Katsumata looked away, a confused welter of emotions on his face.

“Where's the damn sick bag? Nicely brought up girls don't come right out and say stuff like that. You're such a hopeless hick.”

But the acrimony was missing from his voice. A heavy silence hung over the room. Clearly uncomfortable, Katsumata started hunting for something in his jacket pockets. Not finding whatever he was looking for, he briefly put his hands on his knees before getting out a cigarette. He was about to light it, when he remembered where he was.

Now's my chance
.

“Lieutenant Katsumata?”

He only jerked his chin vaguely by way of response. He didn't look at her but sighed. Reiko caught a glimpse of the very real exhaustion in his face. He was human after all.

It's a good time to ask him.

“Lieutenant, what did you mean those times you told me that I was ‘dangerous'?”

Katsumata snorted. “I'll tell you, but there's something I want to ask you first.”

He was going to string her along a while. She didn't mind.

“Okay. Fire away.”

Katsumata scowled and eyed her suspiciously. “Oh, Little Miss Cooperative all of a sudden, are we?” He straightened himself in his chair and leaned in. “It's about yesterday. Ioka was the one who told me where you and Kitami were. He was right outside the apartment building. I was on the phone with him when the first shots were fired, so how come you got out with nothing more than a scrape on the ear?”

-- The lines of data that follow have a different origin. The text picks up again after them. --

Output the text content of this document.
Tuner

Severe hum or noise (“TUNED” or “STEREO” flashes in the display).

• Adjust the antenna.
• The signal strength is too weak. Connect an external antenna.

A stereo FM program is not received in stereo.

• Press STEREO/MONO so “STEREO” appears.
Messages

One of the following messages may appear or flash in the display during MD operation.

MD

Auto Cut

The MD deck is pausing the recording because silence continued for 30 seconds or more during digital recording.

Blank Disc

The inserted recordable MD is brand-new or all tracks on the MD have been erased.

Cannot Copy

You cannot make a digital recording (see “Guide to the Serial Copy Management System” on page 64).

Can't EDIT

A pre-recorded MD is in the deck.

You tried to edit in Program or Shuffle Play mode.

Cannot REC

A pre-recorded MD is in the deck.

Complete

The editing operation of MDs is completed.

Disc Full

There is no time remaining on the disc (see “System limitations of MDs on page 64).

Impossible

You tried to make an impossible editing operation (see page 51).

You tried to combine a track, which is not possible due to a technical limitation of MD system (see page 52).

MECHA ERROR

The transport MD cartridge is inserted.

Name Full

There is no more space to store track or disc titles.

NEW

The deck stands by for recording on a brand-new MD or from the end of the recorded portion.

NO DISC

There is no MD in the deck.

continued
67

“Oh, that's what you want to know.”

Reiko talked Katsumata through what happened. How she speculated about Kitami having been in the rowing club as a student. How that would explain the bodies being dumped in the Mizumoto Park pond in place of the Toda Rowing Course. How she had realized that the switch—which coincided with the freshly graduated Kitami arriving at Kameari police station as a trainee—was simply too much of a coincidence.

“I asked Kitami, ‘You were a rower when you were at college, weren't you?' and he tried to shoot me. I got out of the way—mostly.”

Something like disappointment scudded across Katsumata's face.

“I can't tell if you're smart or stupid.”

“Come on. My instincts are razor sharp.”

“They are. Except that Kitami wasn't the rower. It was Harunobu Ogawa, his accomplice.”

Reiko wiped the cold beads of sweat from her forehead.

“The real reason they switched to the Mizumoto pond was that Kitami thought it was easier to get up close to in a car. So you were right about the bigger picture and wrong about the details. In my report, I was having a hard time explaining why I tailed you and Kitami. Think I'll borrow your pet theory.”

Katsumata produced a ballpoint pen from his inside jacket pocket.

“What do you mean about ‘having a hard time'?”

“Forget about it.”

“Oh, okay. I'll forget about it. It and everything else. Go ahead and use the rowing angle. Just don't forget, when you write your report, to give the credit that's due to Officer Otsuka.”

Startled, Katsumata stared at her for a moment. He wondered how much she knew. Did she really know anything, or was she just guessing again? Either way, she'd offered him a deal, and she'd named her price. He could respect that. Maybe she wasn't such a dumb hick after all.